Amid controversy over the ECB’s actions in the run-up to the rescue two years ago, Mr Trichet said yesterday that all people in the top echelon of the government at that time recognised the requirement for external aid.

Mr Trichet was speaking on CNN television in response to an interviewer who said it was clear that he and ECB believed Ireland needed a bailout in light of its increased exposure to the Irish banking system.

“I think that the overall sentiment of all the responsible persons in Ireland, those who were at the helm, was that they really were needing some help in terms of help of the IMF and help of the other Europeans,” Mr Trichet said.

His remarks came days after The Irish Times disclosed new information about the pressure the bank brought to bear on the government, which culminated in an insistence that it apply for a bailout or risk losing emergency support for Irish banks.

He wrote three letters to the late Brian Lenihan, then finance minister, and spoke with him directly more than a week before the Fianna Fáil-Green coalition applied to the EU and International Monetary Fund for the bailout in November 2010.

Before his death last year, Mr Lenihan claimed that the ECB had betrayed Ireland by bouncing the government into the rescue programme.

Mr Trichet has already rejected that, saying in previous comments that the ECB sided with Ireland and provided unprecedented support for the country’s banks.

Although he was not asked by CNN about the perceived threat to cut emergency bank support, he said the letters to Mr Lenihan were part of a “permanent” correspondence with all euro zone governments.

“We had problems with a number of other countries, not only Ireland of course, but Greece, but Portugal and so forth, Italy, Spain.”

Mr Trichet said the letters to Dublin reflected the position of the ECB’s decision-making governing council and suggested they were similar to his contacts with the French, Italian and German governments when they breached EU budget rules in the last decade.

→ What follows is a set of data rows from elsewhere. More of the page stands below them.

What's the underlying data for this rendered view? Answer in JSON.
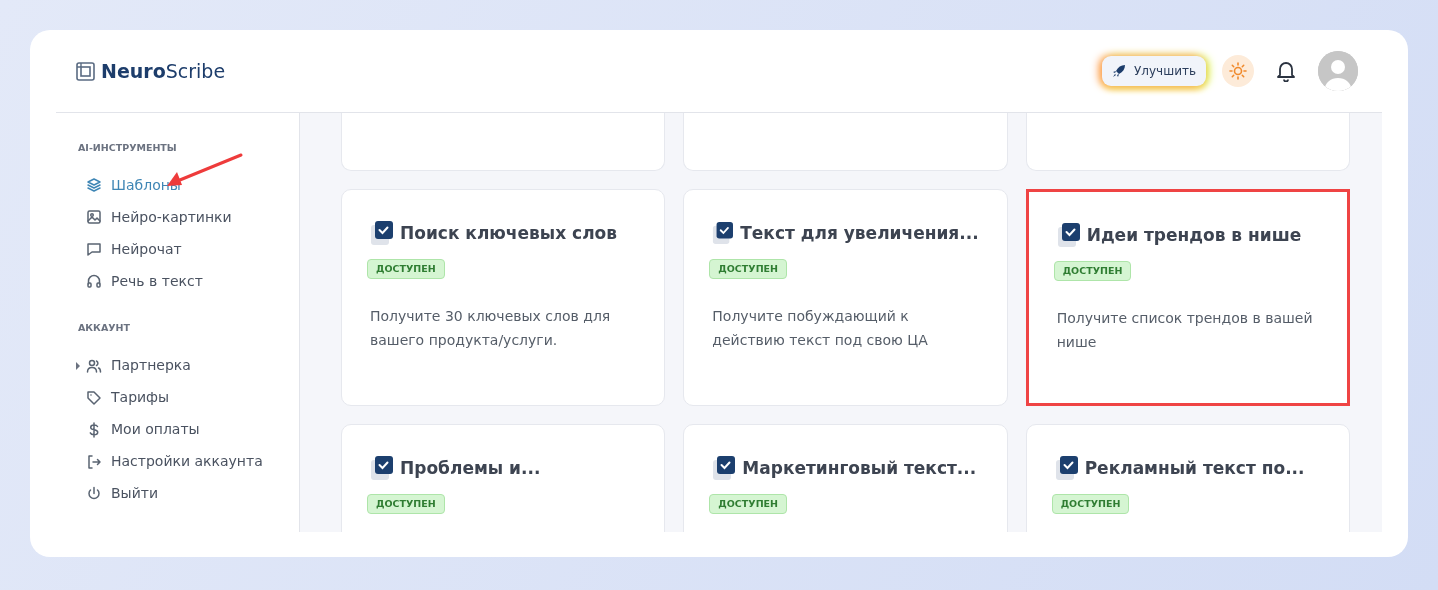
{
  "header": {
    "logo": "**Neuro**Scribe",
    "upgrade_button": "Улучшить"
  },
  "sidebar": {
    "sections": [
      {
        "title": "AI-ИНСТРУМЕНТЫ",
        "items": [
          {
            "label": "Шаблоны",
            "selected": true,
            "annotated": true
          },
          {
            "label": "Нейро-картинки",
            "selected": false,
            "annotated": false
          },
          {
            "label": "Нейрочат",
            "selected": false,
            "annotated": false
          },
          {
            "label": "Речь в текст",
            "selected": false,
            "annotated": false
          }
        ]
      },
      {
        "title": "АККАУНТ",
        "items": [
          {
            "label": "Партнерка",
            "selected": false,
            "annotated": false,
            "expanded": false
          },
          {
            "label": "Тарифы",
            "selected": false,
            "annotated": false
          },
          {
            "label": "Мои оплаты",
            "selected": false,
            "annotated": false
          },
          {
            "label": "Настройки аккаунта",
            "selected": false,
            "annotated": false
          },
          {
            "label": "Выйти",
            "selected": false,
            "annotated": false
          }
        ]
      }
    ]
  },
  "cards": [
    {
      "title": "Поиск ключевых слов",
      "badge": "ДОСТУПЕН",
      "description": "Получите 30 ключевых слов для вашего продукта/услуги.",
      "highlighted": false
    },
    {
      "title": "Текст для увеличения...",
      "badge": "ДОСТУПЕН",
      "description": "Получите побуждающий к действию текст под свою ЦА",
      "highlighted": false
    },
    {
      "title": "Идеи трендов в нише",
      "badge": "ДОСТУПЕН",
      "description": "Получите список трендов в вашей нише",
      "highlighted": true
    },
    {
      "title": "Проблемы и...",
      "badge": "ДОСТУПЕН",
      "highlighted": false
    },
    {
      "title": "Маркетинговый текст...",
      "badge": "ДОСТУПЕН",
      "highlighted": false
    },
    {
      "title": "Рекламный текст по...",
      "badge": "ДОСТУПЕН",
      "highlighted": false
    }
  ]
}
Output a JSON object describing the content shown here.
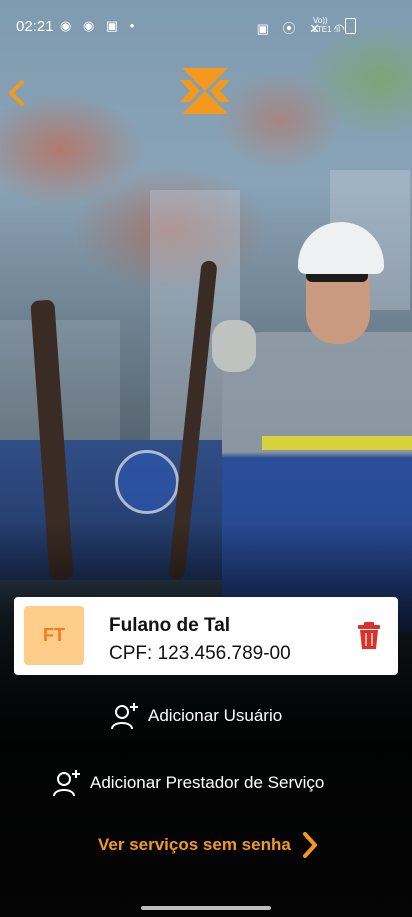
{
  "status_bar": {
    "time": "02:21",
    "left_icons": "◉ ◉ ▣ •",
    "right_icons": "▣ ⦿ ✕ ◠",
    "network_line1": "Vo))",
    "network_line2": "LTE1 .ıl"
  },
  "header": {
    "back_icon": "chevron-left-icon",
    "logo": "brand-logo",
    "accent_color": "#f39a1e"
  },
  "user_card": {
    "initials": "FT",
    "name": "Fulano de Tal",
    "cpf": "CPF: 123.456.789-00",
    "delete_icon": "trash-icon",
    "delete_color": "#d9322b"
  },
  "actions": {
    "add_user_label": "Adicionar Usuário",
    "add_provider_label": "Adicionar Prestador de Serviço",
    "services_link_label": "Ver serviços sem senha"
  }
}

Asked whether he would agree to the release of the letters, he said there was nothing more to say than that they were confidential at the moment they were sent.

“These are not the only messages, as you might know, that the ECB from my voice – but it was the position of the governing council – sent to all governments,” said Mr Trichet.

“We were very, very uneasy with the position of France, Italy and Germany in 2003-2004 and I was privately very, very strong on that and also public.”